Today was one of those rare days where I get to throw off the shackles of cubicle life and venture out into the real world to where the medical mavens serving the Department of Health (and who would rename a department so that it has the acronym Doh anyway?) see real patients with real problems. It makes a nice change to get a little closer to the coal face so to speak although being confined to a windowless room mindlessly copying screenshots into a test results document is not my idea of fun. The compensation is that I get to share the room with interesting people who don’t mind playing the odd CD whilst we work and are lots of fun to talk to.
Anyway so here I am checking test results of one sort and one of the people in the room gets a phone call:”Is there anyone around who would be prepared to act as a guinea pig for a new radiographer in training on the big MRI machine in the new radiology department?” “Sure” I say, “why not?” “Hip or shoulder” they ask? Being mindful of the vagaries of drafty patient gowns I prudently opt for the shoulder option. 1:30 OK ? they ask. Sure I say, not really sure what I have got myself into.
And so it was that I had an appointment to be shoved into a constricted plastic tube with my arms strapped to my side and ear plugs in my ears and told to lie perfectly still whilst a big machine made lots of very loud disturbing noises around me for 1/2 an hour. The noises went something like this: first there was a few low volume thunks in the innards of the machine. Then there would be a short burst of some fast or slow paced loud throbbing kind of noise which I guess was to let me know what I was in for next and, after a short pause, about 5 minutes of loud throbbing noises the same which I assume was the real test.

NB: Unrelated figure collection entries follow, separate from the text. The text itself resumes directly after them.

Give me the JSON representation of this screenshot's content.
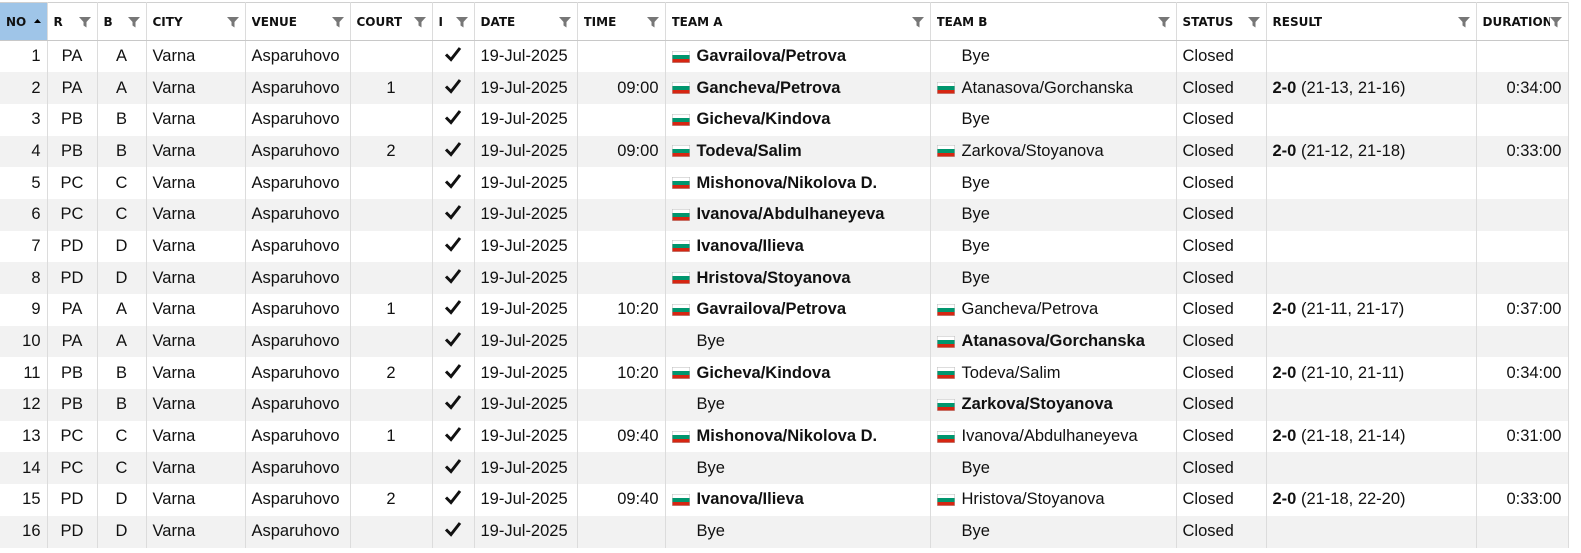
{
  "table": {
    "columns": [
      "NO",
      "R",
      "B",
      "CITY",
      "VENUE",
      "COURT",
      "I",
      "DATE",
      "TIME",
      "TEAM A",
      "TEAM B",
      "STATUS",
      "RESULT",
      "DURATION"
    ],
    "rows": [
      {
        "no": 1,
        "r": "PA",
        "b": "A",
        "city": "Varna",
        "venue": "Asparuhovo",
        "date": "19-Jul-2025",
        "team_a": {
          "name": "Gavrailova/Petrova",
          "flag": true,
          "winner": true
        },
        "team_b": {
          "name": "Bye"
        },
        "status": "Closed"
      },
      {
        "no": 2,
        "r": "PA",
        "b": "A",
        "city": "Varna",
        "venue": "Asparuhovo",
        "court": "1",
        "date": "19-Jul-2025",
        "time": "09:00",
        "team_a": {
          "name": "Gancheva/Petrova",
          "flag": true,
          "winner": true
        },
        "team_b": {
          "name": "Atanasova/Gorchanska",
          "flag": true
        },
        "status": "Closed",
        "result": {
          "score": "2-0",
          "sets": "(21-13, 21-16)"
        },
        "duration": "0:34:00"
      },
      {
        "no": 3,
        "r": "PB",
        "b": "B",
        "city": "Varna",
        "venue": "Asparuhovo",
        "date": "19-Jul-2025",
        "team_a": {
          "name": "Gicheva/Kindova",
          "flag": true,
          "winner": true
        },
        "team_b": {
          "name": "Bye"
        },
        "status": "Closed"
      },
      {
        "no": 4,
        "r": "PB",
        "b": "B",
        "city": "Varna",
        "venue": "Asparuhovo",
        "court": "2",
        "date": "19-Jul-2025",
        "time": "09:00",
        "team_a": {
          "name": "Todeva/Salim",
          "flag": true,
          "winner": true
        },
        "team_b": {
          "name": "Zarkova/Stoyanova",
          "flag": true
        },
        "status": "Closed",
        "result": {
          "score": "2-0",
          "sets": "(21-12, 21-18)"
        },
        "duration": "0:33:00"
      },
      {
        "no": 5,
        "r": "PC",
        "b": "C",
        "city": "Varna",
        "venue": "Asparuhovo",
        "date": "19-Jul-2025",
        "team_a": {
          "name": "Mishonova/Nikolova D.",
          "flag": true,
          "winner": true
        },
        "team_b": {
          "name": "Bye"
        },
        "status": "Closed"
      },
      {
        "no": 6,
        "r": "PC",
        "b": "C",
        "city": "Varna",
        "venue": "Asparuhovo",
        "date": "19-Jul-2025",
        "team_a": {
          "name": "Ivanova/Abdulhaneyeva",
          "flag": true,
          "winner": true
        },
        "team_b": {
          "name": "Bye"
        },
        "status": "Closed"
      },
      {
        "no": 7,
        "r": "PD",
        "b": "D",
        "city": "Varna",
        "venue": "Asparuhovo",
        "date": "19-Jul-2025",
        "team_a": {
          "name": "Ivanova/Ilieva",
          "flag": true,
          "winner": true
        },
        "team_b": {
          "name": "Bye"
        },
        "status": "Closed"
      },
      {
        "no": 8,
        "r": "PD",
        "b": "D",
        "city": "Varna",
        "venue": "Asparuhovo",
        "date": "19-Jul-2025",
        "team_a": {
          "name": "Hristova/Stoyanova",
          "flag": true,
          "winner": true
        },
        "team_b": {
          "name": "Bye"
        },
        "status": "Closed"
      },
      {
        "no": 9,
        "r": "PA",
        "b": "A",
        "city": "Varna",
        "venue": "Asparuhovo",
        "court": "1",
        "date": "19-Jul-2025",
        "time": "10:20",
        "team_a": {
          "name": "Gavrailova/Petrova",
          "flag": true,
          "winner": true
        },
        "team_b": {
          "name": "Gancheva/Petrova",
          "flag": true
        },
        "status": "Closed",
        "result": {
          "score": "2-0",
          "sets": "(21-11, 21-17)"
        },
        "duration": "0:37:00"
      },
      {
        "no": 10,
        "r": "PA",
        "b": "A",
        "city": "Varna",
        "venue": "Asparuhovo",
        "date": "19-Jul-2025",
        "team_a": {
          "name": "Bye"
        },
        "team_b": {
          "name": "Atanasova/Gorchanska",
          "flag": true,
          "winner": true
        },
        "status": "Closed"
      },
      {
        "no": 11,
        "r": "PB",
        "b": "B",
        "city": "Varna",
        "venue": "Asparuhovo",
        "court": "2",
        "date": "19-Jul-2025",
        "time": "10:20",
        "team_a": {
          "name": "Gicheva/Kindova",
          "flag": true,
          "winner": true
        },
        "team_b": {
          "name": "Todeva/Salim",
          "flag": true
        },
        "status": "Closed",
        "result": {
          "score": "2-0",
          "sets": "(21-10, 21-11)"
        },
        "duration": "0:34:00"
      },
      {
        "no": 12,
        "r": "PB",
        "b": "B",
        "city": "Varna",
        "venue": "Asparuhovo",
        "date": "19-Jul-2025",
        "team_a": {
          "name": "Bye"
        },
        "team_b": {
          "name": "Zarkova/Stoyanova",
          "flag": true,
          "winner": true
        },
        "status": "Closed"
      },
      {
        "no": 13,
        "r": "PC",
        "b": "C",
        "city": "Varna",
        "venue": "Asparuhovo",
        "court": "1",
        "date": "19-Jul-2025",
        "time": "09:40",
        "team_a": {
          "name": "Mishonova/Nikolova D.",
          "flag": true,
          "winner": true
        },
        "team_b": {
          "name": "Ivanova/Abdulhaneyeva",
          "flag": true
        },
        "status": "Closed",
        "result": {
          "score": "2-0",
          "sets": "(21-18, 21-14)"
        },
        "duration": "0:31:00"
      },
      {
        "no": 14,
        "r": "PC",
        "b": "C",
        "city": "Varna",
        "venue": "Asparuhovo",
        "date": "19-Jul-2025",
        "team_a": {
          "name": "Bye"
        },
        "team_b": {
          "name": "Bye"
        },
        "status": "Closed"
      },
      {
        "no": 15,
        "r": "PD",
        "b": "D",
        "city": "Varna",
        "venue": "Asparuhovo",
        "court": "2",
        "date": "19-Jul-2025",
        "time": "09:40",
        "team_a": {
          "name": "Ivanova/Ilieva",
          "flag": true,
          "winner": true
        },
        "team_b": {
          "name": "Hristova/Stoyanova",
          "flag": true
        },
        "status": "Closed",
        "result": {
          "score": "2-0",
          "sets": "(21-18, 22-20)"
        },
        "duration": "0:33:00"
      },
      {
        "no": 16,
        "r": "PD",
        "b": "D",
        "city": "Varna",
        "venue": "Asparuhovo",
        "date": "19-Jul-2025",
        "team_a": {
          "name": "Bye"
        },
        "team_b": {
          "name": "Bye"
        },
        "status": "Closed"
      }
    ]
  }
}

After I got over my initial nerves it was all sort of relaxing in a not so relaxing way, sort of like trying to go to sleep on a long haul flight. Bits of you are cold from the air conditioning (the bits sticking out of the machine or the bits sticking out of those all too small aircraft blankets) and bits of you are warm. You are nearly comfortable (more so in the MRI than on an aircraft) and there is this pervasive noise around you that varies enough so that you can’t completely ignore it and go to sleep but enough to make you sleepy.
As I say a weird day. They promised to get back to me if they actually found anything wrong with my shoulder but they offered a preliminary opinion that it was fine.